For the past couple of months I have been following the developments in the Nebraska Safe Haven Law which went into effect last February making it possible for parents to give up their children to the state if they believed that they could not adequately care for them. A law of good intentions had unintended results. Nebraska did not specify an age limit for the children who could be dropped off at the doorsteps of the government. Alarm bells went off in the state legislature when it was discovered that parents were "abandoning" older children, some of them teenagers. Some parents had driven from other states as far away as Georgia and California to bring their kids to Nebraska. The law has now been revised to limit the age of children who can be dropped off to 30 days or younger.
This brings me to Joe’s recent post about the ballot initiative in Arkansas limiting adoption and foster care rights to heterosexual couples in a "valid marriage." As Joe pointed out, although the law will prohibit heterosexual unmarried couples from adopting children, the underlying impetus for the initiative is to really exclude gay couples from becoming adoptive parents and foster care givers. That the Arkansas law passed with a 57% majority, indicates that a lot of people believe that a valid marriage provides "safe haven" for children. I would hazard a guess that none of the children abandoned in Nebraska was under the care of gay parents and that many came from homes where parents are / were in a valid heterosexual marriage. But things still didn’t work out for the kids and the parents. The problem in my opinion, is that when most people think of marriage and home in an abstract and legal manner, the image in their minds is that of "Father Knows Best" or the "Huxtables" even when their own marital and family situation may be crappy. Parenting skills are a matter of maturity, emotional stability and yes, often the financial security of the care givers. When two people are involved in parenting, the emotional harmony between them too plays a role in the child’s life. Sexual preference or marital status are not factors that determine any of the above. If it did, widowed, divorced and single parents would invariably be failed parents.

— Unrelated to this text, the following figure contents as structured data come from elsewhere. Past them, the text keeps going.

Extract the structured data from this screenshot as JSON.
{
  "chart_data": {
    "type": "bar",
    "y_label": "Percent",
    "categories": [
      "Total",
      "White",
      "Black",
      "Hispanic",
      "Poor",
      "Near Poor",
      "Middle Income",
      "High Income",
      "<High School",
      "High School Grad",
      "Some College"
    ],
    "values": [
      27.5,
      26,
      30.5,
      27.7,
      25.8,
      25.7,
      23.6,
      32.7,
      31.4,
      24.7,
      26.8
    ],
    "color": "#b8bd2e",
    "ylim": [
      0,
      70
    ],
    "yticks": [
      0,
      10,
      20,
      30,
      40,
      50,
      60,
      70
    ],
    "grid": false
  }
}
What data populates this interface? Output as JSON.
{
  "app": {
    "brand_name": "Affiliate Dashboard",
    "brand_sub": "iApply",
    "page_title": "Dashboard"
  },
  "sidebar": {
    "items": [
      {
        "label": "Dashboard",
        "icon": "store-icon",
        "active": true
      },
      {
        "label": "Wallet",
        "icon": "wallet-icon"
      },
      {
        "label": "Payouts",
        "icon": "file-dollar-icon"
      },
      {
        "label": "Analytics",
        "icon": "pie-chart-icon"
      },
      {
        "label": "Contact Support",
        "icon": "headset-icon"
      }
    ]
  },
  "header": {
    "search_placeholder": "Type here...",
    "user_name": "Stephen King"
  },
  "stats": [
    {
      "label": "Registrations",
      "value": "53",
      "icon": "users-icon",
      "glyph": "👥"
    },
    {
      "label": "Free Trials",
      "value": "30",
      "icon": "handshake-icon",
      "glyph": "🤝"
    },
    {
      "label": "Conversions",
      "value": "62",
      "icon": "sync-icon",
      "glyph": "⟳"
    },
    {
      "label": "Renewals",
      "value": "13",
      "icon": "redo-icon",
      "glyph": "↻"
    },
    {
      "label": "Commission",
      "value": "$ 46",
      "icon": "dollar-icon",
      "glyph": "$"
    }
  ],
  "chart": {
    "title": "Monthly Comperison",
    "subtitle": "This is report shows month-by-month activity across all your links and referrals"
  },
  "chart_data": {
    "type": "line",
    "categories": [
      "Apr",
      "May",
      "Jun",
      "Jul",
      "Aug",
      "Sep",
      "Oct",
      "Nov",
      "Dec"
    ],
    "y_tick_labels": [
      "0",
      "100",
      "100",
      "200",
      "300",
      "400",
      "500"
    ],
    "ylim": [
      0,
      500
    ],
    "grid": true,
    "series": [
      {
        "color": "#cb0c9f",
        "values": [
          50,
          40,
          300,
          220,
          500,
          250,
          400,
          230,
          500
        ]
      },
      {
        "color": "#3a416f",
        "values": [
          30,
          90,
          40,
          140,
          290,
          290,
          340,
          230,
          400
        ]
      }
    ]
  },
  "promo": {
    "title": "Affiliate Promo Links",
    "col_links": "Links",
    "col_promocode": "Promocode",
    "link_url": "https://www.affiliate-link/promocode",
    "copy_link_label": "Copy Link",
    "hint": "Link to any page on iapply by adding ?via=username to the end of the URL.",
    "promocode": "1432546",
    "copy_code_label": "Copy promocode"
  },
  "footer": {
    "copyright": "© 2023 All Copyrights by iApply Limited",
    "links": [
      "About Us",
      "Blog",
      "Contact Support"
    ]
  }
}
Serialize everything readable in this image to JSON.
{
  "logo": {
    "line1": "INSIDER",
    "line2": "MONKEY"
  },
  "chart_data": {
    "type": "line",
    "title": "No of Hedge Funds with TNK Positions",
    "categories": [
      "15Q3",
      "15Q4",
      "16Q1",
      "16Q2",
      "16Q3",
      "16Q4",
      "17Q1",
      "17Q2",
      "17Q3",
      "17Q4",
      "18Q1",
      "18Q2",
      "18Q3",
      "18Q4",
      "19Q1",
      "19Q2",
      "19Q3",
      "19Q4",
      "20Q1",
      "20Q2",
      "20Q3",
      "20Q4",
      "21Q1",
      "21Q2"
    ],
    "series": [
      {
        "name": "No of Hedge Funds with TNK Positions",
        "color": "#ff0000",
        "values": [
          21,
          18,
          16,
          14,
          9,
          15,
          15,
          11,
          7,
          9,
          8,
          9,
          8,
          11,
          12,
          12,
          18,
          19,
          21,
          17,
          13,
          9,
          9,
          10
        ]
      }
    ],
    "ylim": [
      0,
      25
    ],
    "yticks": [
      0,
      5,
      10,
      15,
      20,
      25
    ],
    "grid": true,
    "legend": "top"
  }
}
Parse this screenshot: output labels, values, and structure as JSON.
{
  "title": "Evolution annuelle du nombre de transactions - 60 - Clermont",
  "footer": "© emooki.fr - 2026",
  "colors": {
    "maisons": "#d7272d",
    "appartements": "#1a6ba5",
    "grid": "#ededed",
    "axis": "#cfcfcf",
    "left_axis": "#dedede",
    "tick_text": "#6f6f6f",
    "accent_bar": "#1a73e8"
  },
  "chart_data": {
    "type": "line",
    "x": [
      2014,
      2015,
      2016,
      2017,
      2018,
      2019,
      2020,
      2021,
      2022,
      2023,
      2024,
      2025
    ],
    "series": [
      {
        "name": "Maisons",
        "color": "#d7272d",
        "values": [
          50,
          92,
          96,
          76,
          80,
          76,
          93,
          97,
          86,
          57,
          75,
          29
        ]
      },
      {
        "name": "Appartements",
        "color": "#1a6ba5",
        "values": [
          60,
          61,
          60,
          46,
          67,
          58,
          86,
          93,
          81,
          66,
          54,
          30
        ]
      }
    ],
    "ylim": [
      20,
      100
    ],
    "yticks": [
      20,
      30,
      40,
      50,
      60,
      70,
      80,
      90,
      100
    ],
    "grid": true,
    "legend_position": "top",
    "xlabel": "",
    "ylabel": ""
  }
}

The reasons that kids were given up in Nebraska are most likely to be of financial and emotional nature and probably had nothing at all to do with the sexual preference of the parents. Could some of them have been more effectively cared for by nurturing gay couples in stable relationships with superior financial wherewithals? The answer of course is an unequivocal "yes." What about well off and mature single men and women who did not have the time or the inclination for marriage or childbirth during their career building years but who at a certain stage in their lives feel secure and stable enough to adopt a child? Some of these "unorthodox" parents may even have the loving help of an extended family (grandparents, aunts and uncles) who will pitch in with child care. Should such prospective parents be denied the right to a family? What exactly do family values mean? Is it about a "safe haven" for children or is it all about mean hearted prejudices that have no grounding in reality?
Note: I believe that even parents of older kids coping with stressful situations in child rearing and lacking the means for private counseling should be able to seek help from the community and the state without feeling a sense of shame.